Scenario: Second process creation fails with "page already mapped"
Diagnosis:
- Processes sharing page table levels
- First process's mappings conflict with second
Fix: Deep copy page table levels
Reference: PAGE_TABLE_FIX.md
Pattern: Heap Allocation Panic
Scenario: Panic during heap allocation
Diagnosis:
- Out of heap memory
- Heap not initialized yet
- Heap corruption
Fix: Increase heap size, defer allocation, or fix corruption
Integration with Other Skills
With kernel-debug-loop
kernel-debug-loop/scripts/quick_debug.py \
--signal "MEMORY TEST COMPLETE" \
--timeout 15
With systematic-debugging
Document complex memory bugs:
# Problem
Page fault at 0x10001082 during sys_write
# Root Cause
User buffer not mapped in process page table
# Solution
Verify user addresses before access
# Evidence
Before: PAGE FAULT
After: Successful syscall
With log-analysis
echo '"PAGE FAULT"' > /tmp/log-query.txt
./scripts/find-in-logs
echo '"Allocated\|Deallocated"' > /tmp/log-query.txt
./scripts/find-in-logs
Best Practices
- Log extensively: Memory operations should be well-logged
- Verify before access: Check addresses are mapped
- Use checkpoints: Narrow down failure location
- Test incrementally: Add small changes, test frequently
- Understand architecture: Know how page tables work
- Reference working code: Look at similar working code
- Document patterns: Save solutions for future reference
Quick Reference
Page Fault Error Codes
0x0: Read from unmapped page (kernel mode)

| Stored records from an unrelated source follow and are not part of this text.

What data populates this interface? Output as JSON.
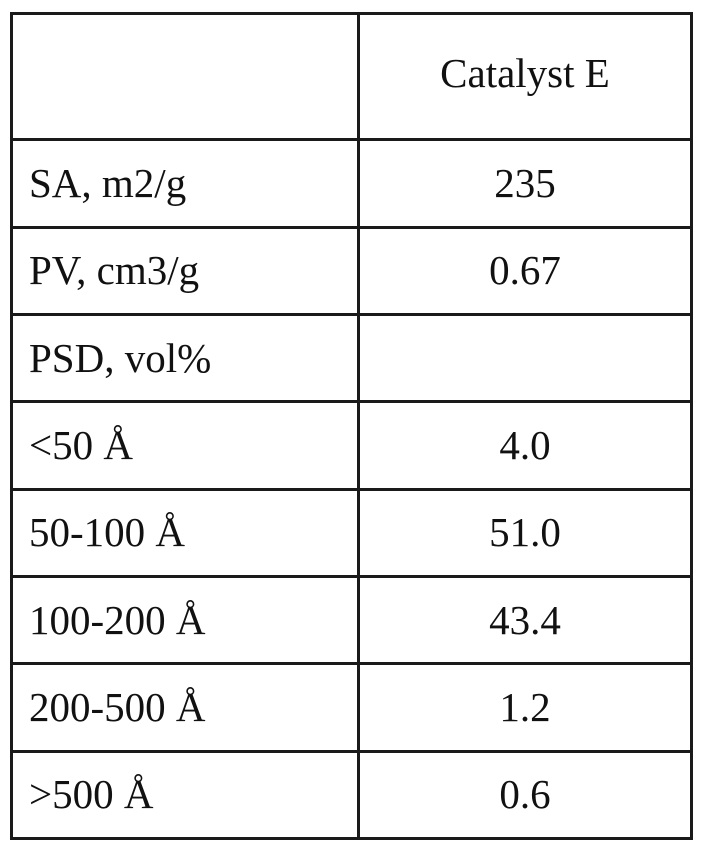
{
  "table": {
    "corner_header": "",
    "column_header": "Catalyst E",
    "rows": [
      {
        "label": "SA, m2/g",
        "value": "235"
      },
      {
        "label": "PV, cm3/g",
        "value": "0.67"
      },
      {
        "label": "PSD, vol%",
        "value": ""
      },
      {
        "label": "<50 Å",
        "value": "4.0"
      },
      {
        "label": "50-100 Å",
        "value": "51.0"
      },
      {
        "label": "100-200 Å",
        "value": "43.4"
      },
      {
        "label": "200-500 Å",
        "value": "1.2"
      },
      {
        "label": ">500 Å",
        "value": "0.6"
      }
    ]
  }
}
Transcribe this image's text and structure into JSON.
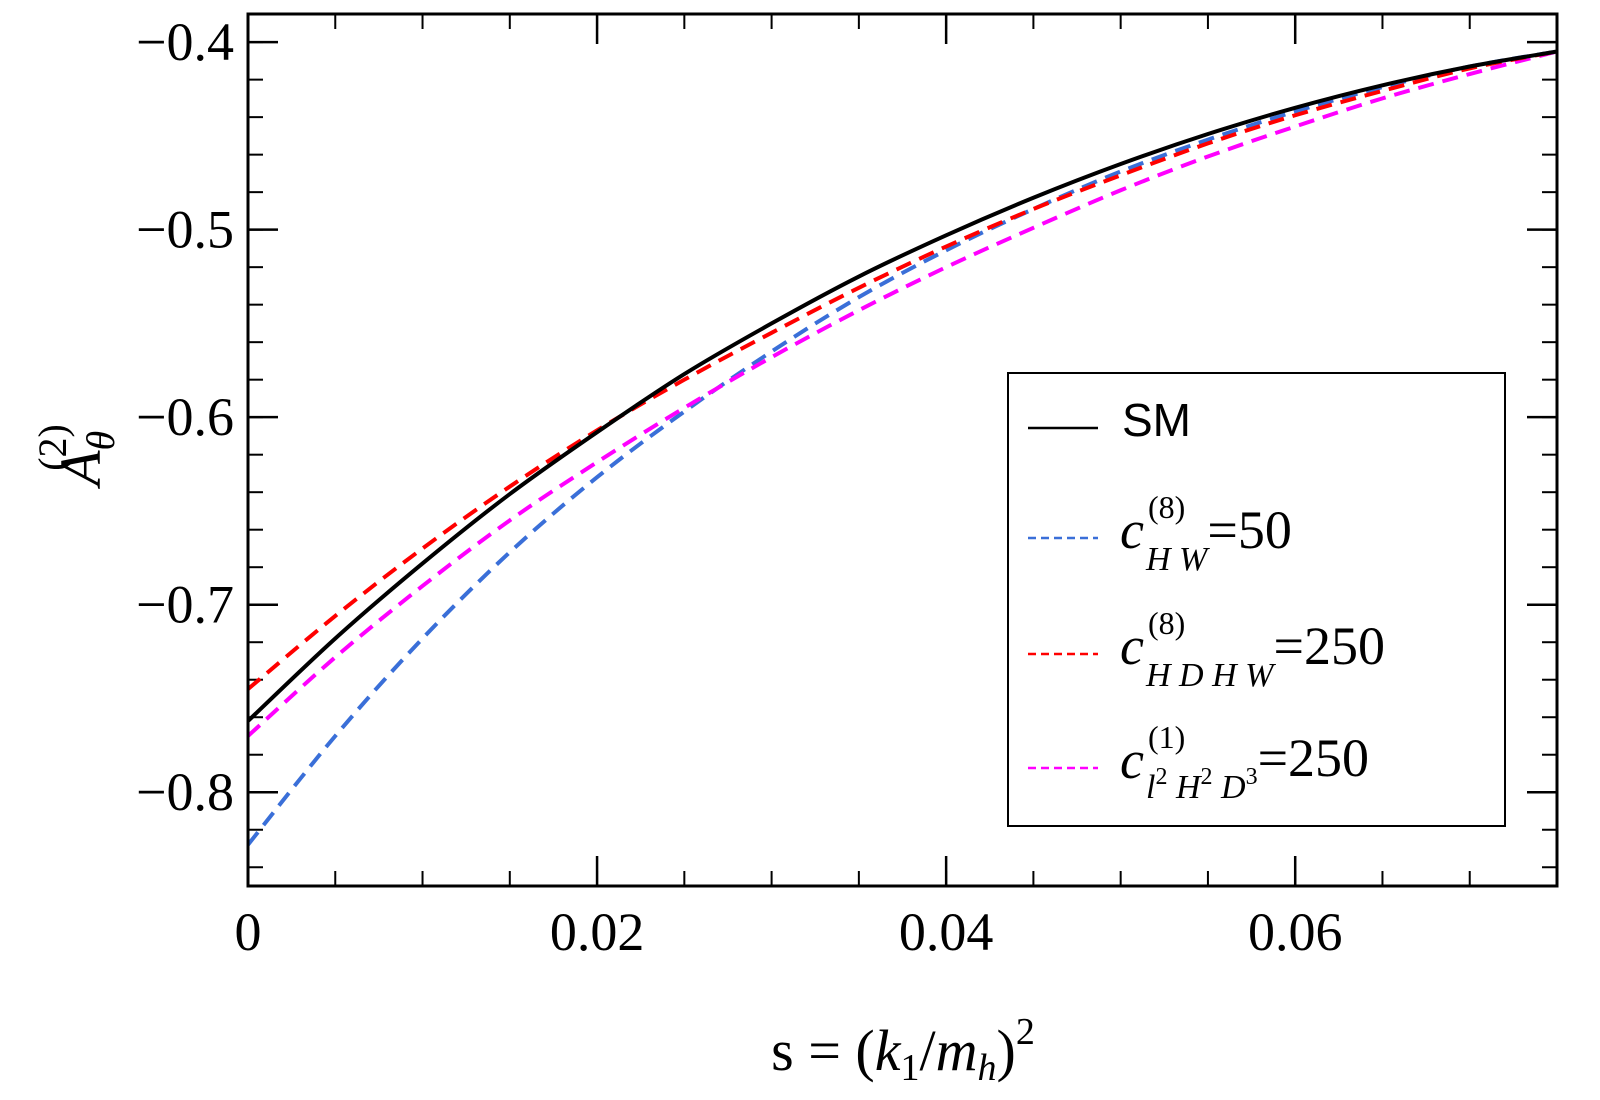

0x1: Read from non-present page (kernel mode)
0x2: Write to unmapped page (kernel mode)
0x3: Write to non-present page (kernel mode)
0x4: Read from unmapped page (user mode)
0x6: Write to unmapped page (user mode)
Memory Regions
0x0000_0000_0000_0000 - 0x0000_7FFF_FFFF_FFFF: User space
0xFFFF_8000_0000_0000 - 0xFFFF_FFFF_FFFF_FFFF: Kernel space
0xFFFF_C900_0000_0000: Kernel stacks
Key Files
kernel/src/memory/frame_allocator.rs - Physical memory
kernel/src/memory/process_memory.rs - Process page tables
kernel/src/memory/kernel_page_table.rs - Kernel mappings
kernel/src/memory/kernel_stack.rs - Kernel stack allocator
Summary
Memory debugging requires:
- Understanding memory subsystems (frame allocator, page tables, heap, stacks)
- Systematic diagnosis of page faults and double faults
- Checkpoint logging to isolate failures
- Verification of page table state and mappings
- Reference to past fixes (DIRECT_EXECUTION_FIX, PAGE_TABLE_FIX)
- Integration with fast iteration tools
Memory bugs are complex but systematic debugging always works.